Comparing Stable Isotope Enrichment by Gas Chromatography with Time-of-Flight, Quadrupole Time-of-Flight, and Quadrupole Mass Spectrometry

Stable isotope tracers are applied for in vivo and in vitro studies to reveal the activity of enzymes and intracellular metabolic pathways. Most often, such tracers are used with gas chromatography coupled to mass spectrometry (GC–MS) owing to its ease of operation and reproducible mass spectral databases. Differences in isotope tracer performance of the classic GC–quadrupole MS instrument and newer time-of-flight instruments are not well studied. Here, we used three commercially available instruments for the analysis of identical samples from a stable isotope labeling study that used [U-¹³C₆] d-glucose to investigate the metabolism of the bacterium Rothia mucilaginosa with respect to 29 amino acids and hydroxyl acids involved in primary metabolism.
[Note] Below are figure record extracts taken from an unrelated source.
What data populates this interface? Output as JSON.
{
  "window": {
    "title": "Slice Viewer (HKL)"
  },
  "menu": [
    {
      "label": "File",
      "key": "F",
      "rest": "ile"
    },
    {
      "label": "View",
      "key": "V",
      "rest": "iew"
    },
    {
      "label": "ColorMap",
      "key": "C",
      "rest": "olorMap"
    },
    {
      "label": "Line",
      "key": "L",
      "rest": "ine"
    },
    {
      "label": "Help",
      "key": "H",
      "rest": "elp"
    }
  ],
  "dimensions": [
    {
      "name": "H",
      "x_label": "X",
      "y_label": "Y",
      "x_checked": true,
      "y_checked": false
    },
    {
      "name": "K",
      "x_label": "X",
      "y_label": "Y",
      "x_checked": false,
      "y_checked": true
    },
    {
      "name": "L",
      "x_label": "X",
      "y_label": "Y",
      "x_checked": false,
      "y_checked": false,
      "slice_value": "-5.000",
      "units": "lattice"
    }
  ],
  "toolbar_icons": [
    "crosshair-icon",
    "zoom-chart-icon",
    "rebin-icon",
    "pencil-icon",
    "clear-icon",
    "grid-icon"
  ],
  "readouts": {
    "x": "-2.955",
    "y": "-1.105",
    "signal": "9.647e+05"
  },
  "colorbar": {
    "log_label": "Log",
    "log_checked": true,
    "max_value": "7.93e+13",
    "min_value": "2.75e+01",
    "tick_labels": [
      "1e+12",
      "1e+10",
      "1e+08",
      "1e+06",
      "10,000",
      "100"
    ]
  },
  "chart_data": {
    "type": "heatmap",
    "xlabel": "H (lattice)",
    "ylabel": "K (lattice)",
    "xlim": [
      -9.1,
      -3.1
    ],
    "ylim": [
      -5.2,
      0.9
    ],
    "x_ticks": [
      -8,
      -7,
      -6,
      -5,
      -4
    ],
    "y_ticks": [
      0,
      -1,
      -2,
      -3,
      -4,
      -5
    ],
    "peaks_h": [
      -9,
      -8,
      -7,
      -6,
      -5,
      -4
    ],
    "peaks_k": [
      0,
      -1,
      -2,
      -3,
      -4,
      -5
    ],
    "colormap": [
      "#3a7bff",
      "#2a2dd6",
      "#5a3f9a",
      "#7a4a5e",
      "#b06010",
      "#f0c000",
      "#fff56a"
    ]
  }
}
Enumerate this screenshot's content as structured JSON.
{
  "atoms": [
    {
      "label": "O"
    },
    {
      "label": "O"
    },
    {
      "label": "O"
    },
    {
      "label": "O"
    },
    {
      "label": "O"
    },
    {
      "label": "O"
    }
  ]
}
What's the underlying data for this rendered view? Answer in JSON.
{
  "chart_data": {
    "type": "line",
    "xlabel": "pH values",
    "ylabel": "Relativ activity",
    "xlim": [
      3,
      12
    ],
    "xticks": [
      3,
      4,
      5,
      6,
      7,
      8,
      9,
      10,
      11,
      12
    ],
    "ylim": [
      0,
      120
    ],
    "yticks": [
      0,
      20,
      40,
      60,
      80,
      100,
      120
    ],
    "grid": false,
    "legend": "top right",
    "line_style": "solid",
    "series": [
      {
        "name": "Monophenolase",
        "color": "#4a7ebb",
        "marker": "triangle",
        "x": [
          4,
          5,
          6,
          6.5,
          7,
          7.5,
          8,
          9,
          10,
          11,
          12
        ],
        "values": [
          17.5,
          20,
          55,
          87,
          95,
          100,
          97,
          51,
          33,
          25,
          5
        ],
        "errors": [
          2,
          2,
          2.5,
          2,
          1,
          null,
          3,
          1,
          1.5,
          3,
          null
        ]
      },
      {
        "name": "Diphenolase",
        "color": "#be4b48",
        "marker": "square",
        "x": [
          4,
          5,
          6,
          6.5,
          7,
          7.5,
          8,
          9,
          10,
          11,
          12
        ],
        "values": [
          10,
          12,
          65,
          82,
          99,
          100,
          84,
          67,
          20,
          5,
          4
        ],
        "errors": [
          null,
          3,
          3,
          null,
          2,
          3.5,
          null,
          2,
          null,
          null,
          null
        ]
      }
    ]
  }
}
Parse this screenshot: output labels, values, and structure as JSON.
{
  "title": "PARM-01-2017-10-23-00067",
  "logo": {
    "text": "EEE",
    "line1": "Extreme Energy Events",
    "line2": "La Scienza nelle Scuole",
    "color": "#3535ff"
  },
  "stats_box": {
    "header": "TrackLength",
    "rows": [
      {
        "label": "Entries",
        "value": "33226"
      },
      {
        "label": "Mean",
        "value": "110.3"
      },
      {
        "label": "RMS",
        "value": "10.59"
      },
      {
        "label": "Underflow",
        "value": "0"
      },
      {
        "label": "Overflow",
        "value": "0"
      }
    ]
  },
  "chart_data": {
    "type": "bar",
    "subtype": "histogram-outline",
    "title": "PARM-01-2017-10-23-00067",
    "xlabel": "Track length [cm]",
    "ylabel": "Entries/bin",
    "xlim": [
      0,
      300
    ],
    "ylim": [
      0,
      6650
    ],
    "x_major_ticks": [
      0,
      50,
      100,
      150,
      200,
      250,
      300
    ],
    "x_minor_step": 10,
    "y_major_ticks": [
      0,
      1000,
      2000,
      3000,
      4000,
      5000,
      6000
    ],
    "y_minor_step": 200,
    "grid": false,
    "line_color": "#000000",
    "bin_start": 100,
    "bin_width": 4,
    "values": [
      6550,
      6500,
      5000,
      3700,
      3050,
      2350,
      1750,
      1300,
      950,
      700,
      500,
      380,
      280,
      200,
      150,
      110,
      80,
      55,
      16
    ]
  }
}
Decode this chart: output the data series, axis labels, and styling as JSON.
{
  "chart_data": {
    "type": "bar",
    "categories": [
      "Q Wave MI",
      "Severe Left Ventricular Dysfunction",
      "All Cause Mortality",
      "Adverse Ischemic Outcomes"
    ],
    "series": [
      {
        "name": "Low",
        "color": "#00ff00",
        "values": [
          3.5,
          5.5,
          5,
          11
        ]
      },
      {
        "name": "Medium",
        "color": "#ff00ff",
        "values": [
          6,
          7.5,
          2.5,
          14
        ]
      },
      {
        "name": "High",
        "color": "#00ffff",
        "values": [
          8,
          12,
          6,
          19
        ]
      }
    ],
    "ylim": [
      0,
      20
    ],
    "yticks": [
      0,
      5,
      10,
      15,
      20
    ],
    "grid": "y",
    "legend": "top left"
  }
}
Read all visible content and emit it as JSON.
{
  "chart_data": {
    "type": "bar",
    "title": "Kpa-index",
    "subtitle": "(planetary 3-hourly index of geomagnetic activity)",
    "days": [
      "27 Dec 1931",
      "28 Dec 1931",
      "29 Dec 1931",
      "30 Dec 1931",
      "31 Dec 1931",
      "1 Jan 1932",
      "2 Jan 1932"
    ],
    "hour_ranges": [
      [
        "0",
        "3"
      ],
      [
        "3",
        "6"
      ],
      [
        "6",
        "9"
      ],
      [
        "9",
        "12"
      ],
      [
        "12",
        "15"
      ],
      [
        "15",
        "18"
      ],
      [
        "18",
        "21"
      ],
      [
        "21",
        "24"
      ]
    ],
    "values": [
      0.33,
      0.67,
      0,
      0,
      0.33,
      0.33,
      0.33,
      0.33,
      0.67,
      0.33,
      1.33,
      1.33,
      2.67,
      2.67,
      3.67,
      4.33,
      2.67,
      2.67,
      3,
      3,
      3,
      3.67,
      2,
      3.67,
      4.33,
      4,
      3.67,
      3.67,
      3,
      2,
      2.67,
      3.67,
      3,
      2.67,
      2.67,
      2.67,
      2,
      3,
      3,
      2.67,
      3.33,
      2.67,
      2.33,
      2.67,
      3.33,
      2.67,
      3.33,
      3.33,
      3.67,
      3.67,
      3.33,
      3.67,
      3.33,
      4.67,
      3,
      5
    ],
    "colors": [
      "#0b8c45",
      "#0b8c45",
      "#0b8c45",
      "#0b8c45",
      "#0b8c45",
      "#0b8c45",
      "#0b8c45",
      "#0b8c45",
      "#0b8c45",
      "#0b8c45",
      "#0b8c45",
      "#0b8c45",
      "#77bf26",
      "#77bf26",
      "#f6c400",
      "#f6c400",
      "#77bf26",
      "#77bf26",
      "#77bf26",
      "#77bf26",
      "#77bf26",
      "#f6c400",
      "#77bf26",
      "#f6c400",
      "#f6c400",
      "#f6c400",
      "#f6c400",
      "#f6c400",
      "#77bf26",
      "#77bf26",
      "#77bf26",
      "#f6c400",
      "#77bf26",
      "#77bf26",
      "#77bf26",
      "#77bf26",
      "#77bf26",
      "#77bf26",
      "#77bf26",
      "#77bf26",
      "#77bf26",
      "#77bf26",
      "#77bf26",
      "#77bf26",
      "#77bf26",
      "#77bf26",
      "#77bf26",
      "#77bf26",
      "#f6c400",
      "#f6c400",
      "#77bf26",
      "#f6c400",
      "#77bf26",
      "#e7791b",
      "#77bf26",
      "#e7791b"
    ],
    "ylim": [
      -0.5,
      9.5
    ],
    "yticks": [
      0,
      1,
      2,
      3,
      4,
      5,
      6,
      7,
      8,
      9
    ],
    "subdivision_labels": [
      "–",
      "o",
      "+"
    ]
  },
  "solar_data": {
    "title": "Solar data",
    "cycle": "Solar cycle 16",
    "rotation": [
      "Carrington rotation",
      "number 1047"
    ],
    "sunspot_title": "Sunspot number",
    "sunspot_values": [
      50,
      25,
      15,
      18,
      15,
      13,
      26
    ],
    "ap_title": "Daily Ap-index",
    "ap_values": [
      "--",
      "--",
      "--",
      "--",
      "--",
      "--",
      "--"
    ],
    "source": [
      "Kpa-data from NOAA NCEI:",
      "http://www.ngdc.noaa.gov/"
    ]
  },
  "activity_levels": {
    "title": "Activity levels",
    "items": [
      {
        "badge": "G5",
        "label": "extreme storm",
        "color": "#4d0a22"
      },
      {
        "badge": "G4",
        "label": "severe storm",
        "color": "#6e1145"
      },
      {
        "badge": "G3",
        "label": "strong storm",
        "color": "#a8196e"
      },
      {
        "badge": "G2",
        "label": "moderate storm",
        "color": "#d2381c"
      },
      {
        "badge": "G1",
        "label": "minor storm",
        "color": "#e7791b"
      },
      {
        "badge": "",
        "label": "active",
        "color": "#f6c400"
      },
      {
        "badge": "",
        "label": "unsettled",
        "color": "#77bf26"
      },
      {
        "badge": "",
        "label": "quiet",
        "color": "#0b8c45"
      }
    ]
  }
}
The prokaryote R. mucilaginosa belongs to the family of Micrococcaceae and is present and metabolically active in the airways and sputum of cystic fibrosis patients. Overall, all three GC–MS instruments (low-resolution GC-SQ MS, low-resolution GC-TOF MS, and high-resolution GC-QTOF MS) can be used to perform stable isotope tracing studies for glycolytic intermediates, tricarboxylic acid (TCA) metabolites, and amino acids, yielding similar biological results, with high-resolution GC-QTOF MS offering additional capabilities to identify the chemical structures of unknown compounds that might show significant isotope enrichments in biological studies.